Threats to corporate social media are evolving along with perpetrators' social engineering skills at a blistering pace. Sometimes their techniques reach such a high level that even the tech-savvy administrator of a corporate network can't tell the difference between a scam and the truth. Since so many businesses use social media, these threats are relevant to an extremely large number of companies. To help them stay safe, here are a few points of advice to mitigate the cyber-risks associated with today's social media landscape.
Use Caution With DMs, Drafts, Old Messages
Companies should be careful about keeping sensitive information in direct messages — it can pose cybersecurity risks. People often use corporate social media to write directly to brands, asking for help with the account holder's product or service. Also, some partnerships, such as those with bloggers, can be negotiated in direct messages. Sometimes personal or financial information is shared during these conversations, which could remain in the messages folder long after the interaction, vulnerable to intruders.
To avoid this risk, company representatives should make it a habit to delete irrelevant messages when the dialogue is finished and the information it contains is no longer relevant. It's also worth regularly reviewing what's saved in the drafts folder for old posts.
Review Old Posts, Minimize Reputational Risks
If sensitive or embarrassing information resurfaces from an old post, it can hurt a company's reputation or even result in financial losses. Spend some time reviewing old posts, as they might contain information that doesn't fit into the current reality. That might be anything from inappropriate jokes to controversial advertising campaigns.
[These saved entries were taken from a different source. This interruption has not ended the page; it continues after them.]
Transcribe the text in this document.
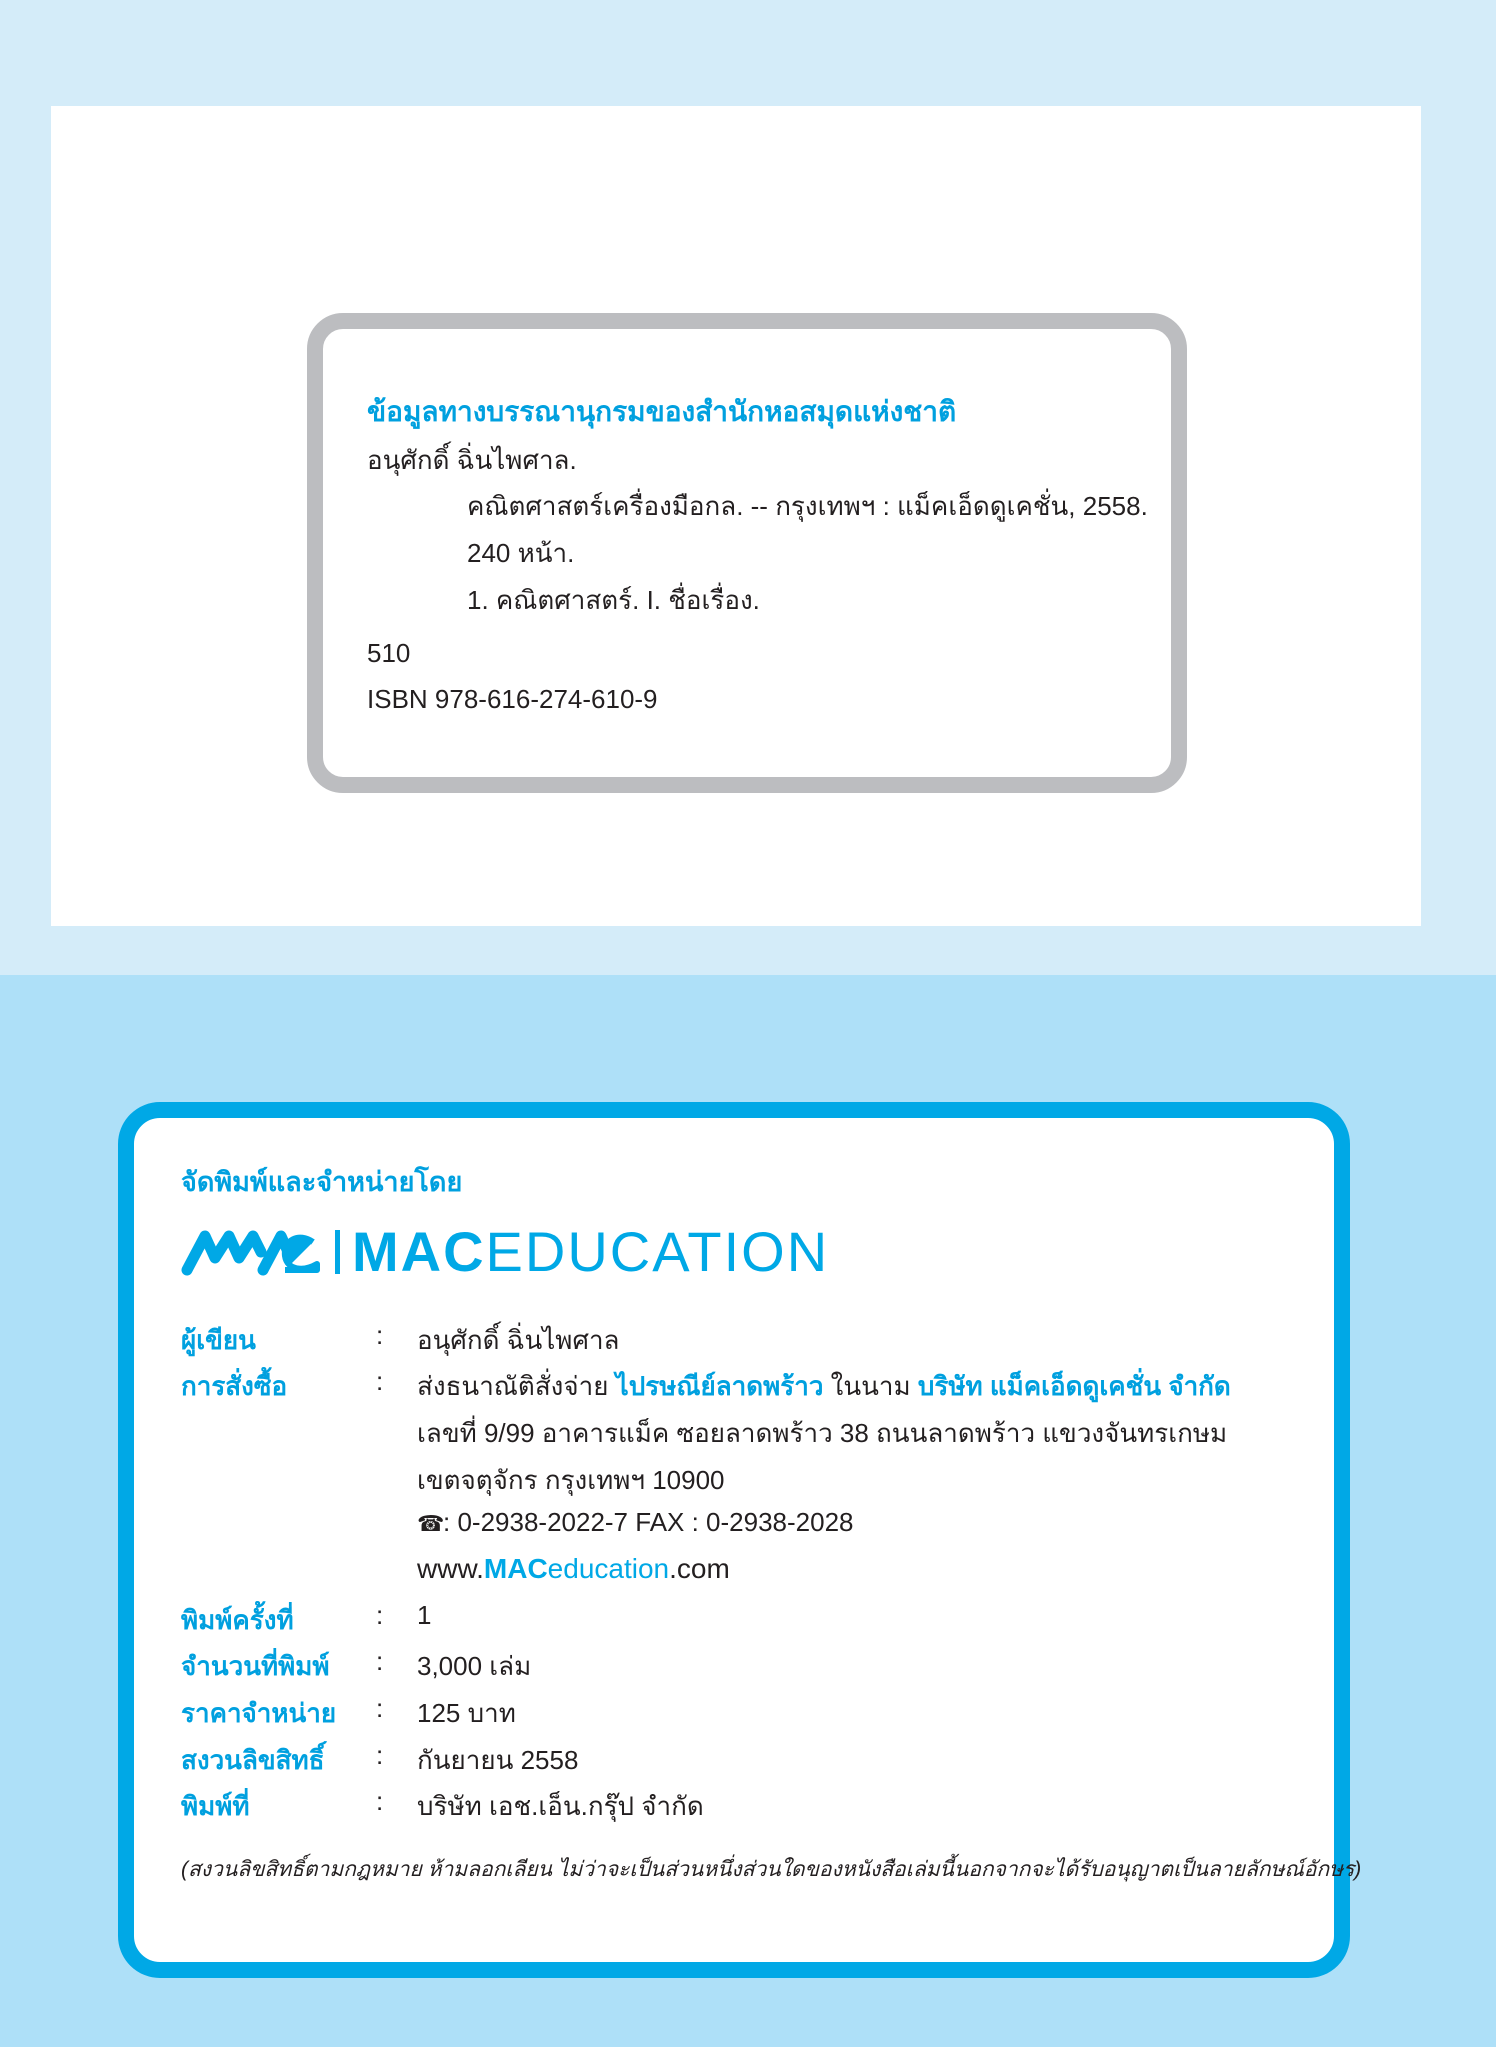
ข้อมูลทางบรรณานุกรมของสำนักหอสมุดแห่งชาติ
อนุศักดิ์ ฉิ่นไพศาล.
คณิตศาสตร์เครื่องมือกล. -- กรุงเทพฯ : แม็คเอ็ดดูเคชั่น, 2558.
240 หน้า.
1. คณิตศาสตร์. I. ชื่อเรื่อง.
510
ISBN 978-616-274-610-9
จัดพิมพ์และจำหน่ายโดย
MACEDUCATION
ผู้เขียน	: อนุศักดิ์ ฉิ่นไพศาล
การสั่งซื้อ	: ส่งธนาณัติสั่งจ่าย ไปรษณีย์ลาดพร้าว ในนาม บริษัท แม็คเอ็ดดูเคชั่น จำกัด
เลขที่ 9/99 อาคารแม็ค ซอยลาดพร้าว 38 ถนนลาดพร้าว แขวงจันทรเกษม
เขตจตุจักร กรุงเทพฯ 10900
☎: 0-2938-2022-7 FAX : 0-2938-2028
www.MACeducation.com
พิมพ์ครั้งที่	: 1
จำนวนที่พิมพ์ : 3,000 เล่ม
ราคาจำหน่าย : 125 บาท
สงวนลิขสิทธิ์ : กันยายน 2558
พิมพ์ที่	: บริษัท เอช.เอ็น.กรุ๊ป จำกัด
(สงวนลิขสิทธิ์ตามกฎหมาย ห้ามลอกเลียน ไม่ว่าจะเป็นส่วนหนึ่งส่วนใดของหนังสือเล่มนี้นอกจากจะได้รับอนุญาตเป็นลายลักษณ์อักษร)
The Potential Downside of Success
Having signed a lucrative contract or deal, we often want to post about it. But we also want to avoid unwanted attention from cybercriminals. If a potential attacker knows who your suppliers or contractors are, they could conduct an attack impersonating them or breaching their accounts and acting on their behalf.
The more clearly you reflect your company's structure and working methods on social media, the easier it is for perpetrators to organize an attack. For example, if it is possible to trace who is responsible for finance, an attacker can pretend to be this person's supervisor and try to lure them into urgently transferring a large sum of money to a fake account to close a deal or purchase equipment.
New Hires and Risks With New-Job Posts on Social Media
Once hired, newcomers usually share the news on social, but they may not yet understand company cybersecurity processes, like how identification works or with whom they can share sensitive information.
Imagine a perpetrator tracks this person on social media and then writes them a malicious letter on behalf of the company's IT administrator, asking to share the password to set up a technical account. The newcomer may not know that the administrators would never write such a letter. They may also hesitate to ask their colleagues if the letter is authentic.
To mitigate the risk, offer newcomers a course on information security immediately, and tell them to be extremely careful when posting about their job.
Control Account Access, Especially When an Employee Leaves
Logins, passwords, and email addresses used to create a social media account are just as valuable as other internal corporate documents. If an employee who has access to these accounts leaves the company, it is useful to apply the same rules as when blocking their access to the corporate network. Change the password for the email account linked to the corporate social network; then unlink the ex-employee's mobile phone number.
Don't Ignore Other Protections
Any account on a social network, not to mention a corporate one, must be securely protected. Two-factor authentication is an absolutely necessary setting for any type of account.
The email address linked to the account should be as protected as the social media account itself. Often the attack begins with an initial access to email. After breaching an account, an attacker can configure filters in the mailbox settings to delete all support emails from the social network. Therefore, a user will not be able to restore access to their account.
It is best to register a corporate social media account using a corporate email address, since it can be better protected than a personal one.
It's equally important to conduct training for employees on information security, phishing, and other threats. According to recent cyber skills training statistics, just 11% of nearly 4,000 employees demonstrated a high level of cybersecurity awareness in 2022, while 28% could not prove sufficient cybersecurity proficiency.